Les marchés européens continuent (+0,08%) de stagner et le CAC40 (+0,05%) oscille entre 4.750 et 4.755Pts depuis 11H45 ce matin.


La statistique des commandes de biens durables aux USA en novembre fait un bond spectaculaire de +4,4% (c'est trois fois plus que le score anticipé)... mais tout comme en octobre, les commandes passées à l'industrie aéronautique militaire et civile a fait toute la différence:


hors 'transports', c'est au contraire un 3ème déclin consécutif (de -0,6% cette fois-ci) qui se matérialise, d'où la relative circonspection des investisseurs et le peu de réaction des spécialistes des marchés de taux et de devises (T-Bonds inchangés à 4,46% et Bunds grappillant +0,05%, Dollar en très légère reprise à 1,1850/E.

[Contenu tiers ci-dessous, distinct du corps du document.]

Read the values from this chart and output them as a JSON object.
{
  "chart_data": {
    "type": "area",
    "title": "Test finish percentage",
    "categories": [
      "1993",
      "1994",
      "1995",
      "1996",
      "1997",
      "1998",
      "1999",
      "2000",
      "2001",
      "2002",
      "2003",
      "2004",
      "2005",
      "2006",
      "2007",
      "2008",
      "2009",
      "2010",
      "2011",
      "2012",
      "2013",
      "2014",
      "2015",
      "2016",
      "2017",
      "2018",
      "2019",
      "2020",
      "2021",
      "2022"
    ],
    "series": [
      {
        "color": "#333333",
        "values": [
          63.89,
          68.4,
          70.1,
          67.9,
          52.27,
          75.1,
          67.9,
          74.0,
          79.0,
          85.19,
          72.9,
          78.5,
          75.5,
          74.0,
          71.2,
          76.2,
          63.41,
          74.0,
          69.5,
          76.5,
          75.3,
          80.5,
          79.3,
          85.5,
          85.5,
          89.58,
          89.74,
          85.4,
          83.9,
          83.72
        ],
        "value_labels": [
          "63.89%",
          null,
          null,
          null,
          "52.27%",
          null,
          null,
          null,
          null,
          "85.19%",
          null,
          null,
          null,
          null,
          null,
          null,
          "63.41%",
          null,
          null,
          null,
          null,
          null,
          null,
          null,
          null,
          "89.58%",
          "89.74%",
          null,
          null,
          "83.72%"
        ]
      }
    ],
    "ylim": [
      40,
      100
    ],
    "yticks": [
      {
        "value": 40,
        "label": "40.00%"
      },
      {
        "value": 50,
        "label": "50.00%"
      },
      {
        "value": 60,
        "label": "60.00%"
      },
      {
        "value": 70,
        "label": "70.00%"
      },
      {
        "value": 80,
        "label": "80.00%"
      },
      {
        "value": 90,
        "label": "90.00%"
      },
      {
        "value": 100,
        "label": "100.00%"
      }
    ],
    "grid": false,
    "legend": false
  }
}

Une hausse initiale de +0,1% est anticipée à Wall Street (juste de quoi permettre au Dow Jones de retracer le plafond annuel des 10.900Pts) et l'activité tourne plus que jamais au ralenti à une heure de la réouverture des marchés US:

il s'est en effet échangé mois de 950 millions d'Euros sur le CAC40 depuis 9H00 ce matin (et 1,2MdsE en tout et pour tout sur le SBF-250 qui représente 98% du chiffre d'affaire global).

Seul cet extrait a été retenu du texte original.